With a facility critical to operation of TAPS at risk, response leadership quickly deployed personnel and equipment.

Stokes: “Alyeska crews and contractors cleared rocks and debris from the creek, fortified the banks to re-establish creek channel, and rebuilt the metering building foundation.”

MacDonald: “We mobilized all available Operators and Equipment to PetroStar and the Allison Creek Bridge. I worked at PetroStar running a D8 Dozer in the river pushing material from the canyon to use for a new dike while rock trucks/loaders delivered as much rip rap as we could find in an effort to redirect the water flow to its original path.”

Meadors: “Had we waited much longer, they likely would not have been successful in redirecting Abercrombie Creek back to its normal (circuitous) flow path. The quick work by the ’yellow iron heroes’ prevented us from losing the metering station. If that happened, we likely would have experienced a longer disruption to TAPS and a release of crude oil to the waters of Prince William Sound.”

Stokes: “The PetroStar manager had a young son who was a fan of superhero cartoons. His son’s eyes were big when he was told there were heroes living and working in Valdez. The manager described the response from the VMT was like the calvary arriving over the hill.”

While many were amid the action, others supported the work from elsewhere on the VMT or at SERVS.

Meadors: “My IMT role was Community Liaison. I supported Incident Command and fielded questions from City of Valdez personnel and the public. Tom Stokes and I attended the normally scheduled Valdez City Council meeting that week to provide a TAPS update. The whole meeting was devoted to discussing the flood situation.”

Woods: “I wasn’t an essential worker so I worked from SERVS until the road opened back up. I think it was only a few days until it was inspected and deemed safe. I remember Cameron Hursh drove to the canyon and took photos and videos of the raging river.  I’m pretty sure that’s where the Anchorage Daily News got all its photos.”

Hursh: “I was on-shift when it happened but couldn’t get to work because of the roads/bridges. I decided to be adventurous and go see the crazy weather. I grabbed Jeff Woods and went all around the Valdez area taking pictures; the rivers were crazy swollen.”

After the flood

As the waters receded on Oct. 11, the immediate response came to a close but significant work and impacts remained.

Meadors: “The silt and debris that washed into the Abercrombie Creek flood plain (the inland ponded area on the shore side of Dayville Road) raised the elevation by several feet, increasing the potential for future flooding in the area.”

Stokes: “State DOT personnel traveled with our crews to determine Richardson Highway conditions and initiate temporary repair plans before winter. There was a fair amount of civil work performed after the flood. A lot of work was performed immediately and into the following year.”

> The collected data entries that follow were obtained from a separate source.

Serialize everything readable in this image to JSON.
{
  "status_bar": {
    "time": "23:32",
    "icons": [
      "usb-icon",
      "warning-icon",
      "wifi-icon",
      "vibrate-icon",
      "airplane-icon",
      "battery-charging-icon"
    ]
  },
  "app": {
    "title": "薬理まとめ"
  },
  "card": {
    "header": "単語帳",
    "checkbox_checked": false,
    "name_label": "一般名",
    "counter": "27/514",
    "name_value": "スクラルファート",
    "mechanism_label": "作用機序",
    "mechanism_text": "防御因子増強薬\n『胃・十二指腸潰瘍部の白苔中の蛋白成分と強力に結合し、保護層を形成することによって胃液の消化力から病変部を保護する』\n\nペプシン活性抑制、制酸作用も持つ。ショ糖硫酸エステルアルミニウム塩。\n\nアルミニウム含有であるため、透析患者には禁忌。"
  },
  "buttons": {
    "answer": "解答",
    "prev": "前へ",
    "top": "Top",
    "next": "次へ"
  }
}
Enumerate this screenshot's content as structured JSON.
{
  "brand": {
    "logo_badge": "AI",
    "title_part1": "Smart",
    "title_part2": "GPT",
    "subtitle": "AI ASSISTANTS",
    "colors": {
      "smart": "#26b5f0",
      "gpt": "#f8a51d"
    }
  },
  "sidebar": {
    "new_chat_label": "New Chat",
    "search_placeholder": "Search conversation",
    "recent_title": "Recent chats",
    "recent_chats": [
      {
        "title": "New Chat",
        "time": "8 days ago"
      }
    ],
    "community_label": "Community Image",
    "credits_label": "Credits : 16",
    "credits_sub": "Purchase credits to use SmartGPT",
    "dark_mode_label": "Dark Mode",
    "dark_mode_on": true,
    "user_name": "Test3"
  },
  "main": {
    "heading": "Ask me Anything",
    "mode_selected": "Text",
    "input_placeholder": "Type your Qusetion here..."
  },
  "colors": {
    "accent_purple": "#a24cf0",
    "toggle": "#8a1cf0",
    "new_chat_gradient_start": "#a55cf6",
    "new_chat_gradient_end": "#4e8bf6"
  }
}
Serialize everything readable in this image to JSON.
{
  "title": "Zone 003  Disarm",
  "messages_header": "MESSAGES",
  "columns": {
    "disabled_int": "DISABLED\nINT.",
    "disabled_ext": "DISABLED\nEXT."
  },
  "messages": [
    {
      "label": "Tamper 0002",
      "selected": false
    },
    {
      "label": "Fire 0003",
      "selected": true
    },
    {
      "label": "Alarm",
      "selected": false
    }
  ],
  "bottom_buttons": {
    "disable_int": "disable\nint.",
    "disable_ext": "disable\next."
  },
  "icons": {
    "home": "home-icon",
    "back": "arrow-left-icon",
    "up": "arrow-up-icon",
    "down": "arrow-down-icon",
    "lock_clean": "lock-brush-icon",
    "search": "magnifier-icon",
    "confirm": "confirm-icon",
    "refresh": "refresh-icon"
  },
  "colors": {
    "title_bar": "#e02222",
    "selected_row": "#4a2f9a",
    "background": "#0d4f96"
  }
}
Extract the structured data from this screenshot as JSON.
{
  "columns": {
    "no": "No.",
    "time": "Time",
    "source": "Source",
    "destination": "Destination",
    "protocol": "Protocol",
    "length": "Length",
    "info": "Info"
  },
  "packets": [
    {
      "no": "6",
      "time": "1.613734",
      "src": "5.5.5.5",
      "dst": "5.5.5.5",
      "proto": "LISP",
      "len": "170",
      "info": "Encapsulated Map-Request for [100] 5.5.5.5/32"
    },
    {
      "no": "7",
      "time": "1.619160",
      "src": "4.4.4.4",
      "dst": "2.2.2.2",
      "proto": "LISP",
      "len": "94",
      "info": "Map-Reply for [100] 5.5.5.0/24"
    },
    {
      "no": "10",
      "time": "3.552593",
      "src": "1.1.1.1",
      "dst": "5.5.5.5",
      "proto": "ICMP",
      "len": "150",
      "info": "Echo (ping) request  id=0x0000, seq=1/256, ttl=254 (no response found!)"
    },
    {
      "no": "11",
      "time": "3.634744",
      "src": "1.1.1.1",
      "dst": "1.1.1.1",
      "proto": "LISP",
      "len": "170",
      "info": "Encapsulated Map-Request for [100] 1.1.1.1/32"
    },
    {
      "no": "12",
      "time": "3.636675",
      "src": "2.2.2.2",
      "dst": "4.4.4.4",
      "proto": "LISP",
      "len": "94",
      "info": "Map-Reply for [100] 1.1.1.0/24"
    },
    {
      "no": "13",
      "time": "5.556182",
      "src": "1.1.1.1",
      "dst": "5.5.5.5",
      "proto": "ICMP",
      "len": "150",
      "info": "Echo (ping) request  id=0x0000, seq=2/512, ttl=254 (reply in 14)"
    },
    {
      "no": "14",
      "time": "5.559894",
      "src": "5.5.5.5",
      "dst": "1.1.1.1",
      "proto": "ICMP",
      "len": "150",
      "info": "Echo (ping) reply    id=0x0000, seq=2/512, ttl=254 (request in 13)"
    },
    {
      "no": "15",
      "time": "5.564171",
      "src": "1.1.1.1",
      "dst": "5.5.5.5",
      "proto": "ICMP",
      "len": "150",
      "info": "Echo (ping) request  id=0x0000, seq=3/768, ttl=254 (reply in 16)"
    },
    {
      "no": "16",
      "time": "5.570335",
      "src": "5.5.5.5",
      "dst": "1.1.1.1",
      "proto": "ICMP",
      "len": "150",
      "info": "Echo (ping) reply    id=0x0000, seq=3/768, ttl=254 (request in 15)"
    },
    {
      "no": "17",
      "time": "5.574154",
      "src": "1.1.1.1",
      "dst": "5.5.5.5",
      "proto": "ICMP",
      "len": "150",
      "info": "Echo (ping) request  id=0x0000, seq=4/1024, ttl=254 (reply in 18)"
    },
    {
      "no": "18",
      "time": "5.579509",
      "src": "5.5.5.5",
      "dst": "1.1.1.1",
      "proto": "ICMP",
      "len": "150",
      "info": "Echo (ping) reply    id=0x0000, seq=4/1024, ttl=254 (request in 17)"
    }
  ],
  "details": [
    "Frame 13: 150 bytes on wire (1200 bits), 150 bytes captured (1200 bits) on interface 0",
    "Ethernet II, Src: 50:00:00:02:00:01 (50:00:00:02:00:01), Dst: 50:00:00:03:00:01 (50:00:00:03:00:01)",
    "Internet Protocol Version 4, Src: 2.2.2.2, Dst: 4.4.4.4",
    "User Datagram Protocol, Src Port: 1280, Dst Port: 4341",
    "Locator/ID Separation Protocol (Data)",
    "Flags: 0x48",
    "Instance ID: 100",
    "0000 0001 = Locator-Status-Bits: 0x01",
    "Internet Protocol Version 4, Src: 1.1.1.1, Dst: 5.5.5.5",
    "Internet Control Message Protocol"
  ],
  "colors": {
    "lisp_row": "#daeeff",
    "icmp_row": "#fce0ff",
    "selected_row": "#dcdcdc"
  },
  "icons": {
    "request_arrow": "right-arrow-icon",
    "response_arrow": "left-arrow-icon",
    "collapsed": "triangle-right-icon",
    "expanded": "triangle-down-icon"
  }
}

Derifield: “The creek was stirred up with sediment for quite some time and it was months before the turbidity was low enough to treat the raw water through our systems.”

Hursh: “I had experience running an excavator, so I volunteered to do that. I worked on the ditch next to the Lower 19 road across from East Meters. It was messed up with big rocks and debris.”

Woods: “I recall the runway being shut down for a period of time, but not as long as the road. People immediately started emptying shelves at the grocery store, hoarding food. Luckily the store was able to coordinate shipment by barge.”

In town, Mineral Creek Bridge had washed out and more than 60 homes suffered significant damage, as did several bridges in Keystone Canyon Many residents were stranded in their homes or elsewhere for days. TAPS experienced a brief shutdown when the Operations Control Center lost communication with RGV 123. But, considering the historic nature of the flood, it could have been much worse. Quick and organized action by TAPS’ experienced professionals kept the VMT from major impacts.

Stokes: “It was impressive to witness the professionalism, hard work, and ‘can-do’ attitude by Alyeska and contractor personnel.”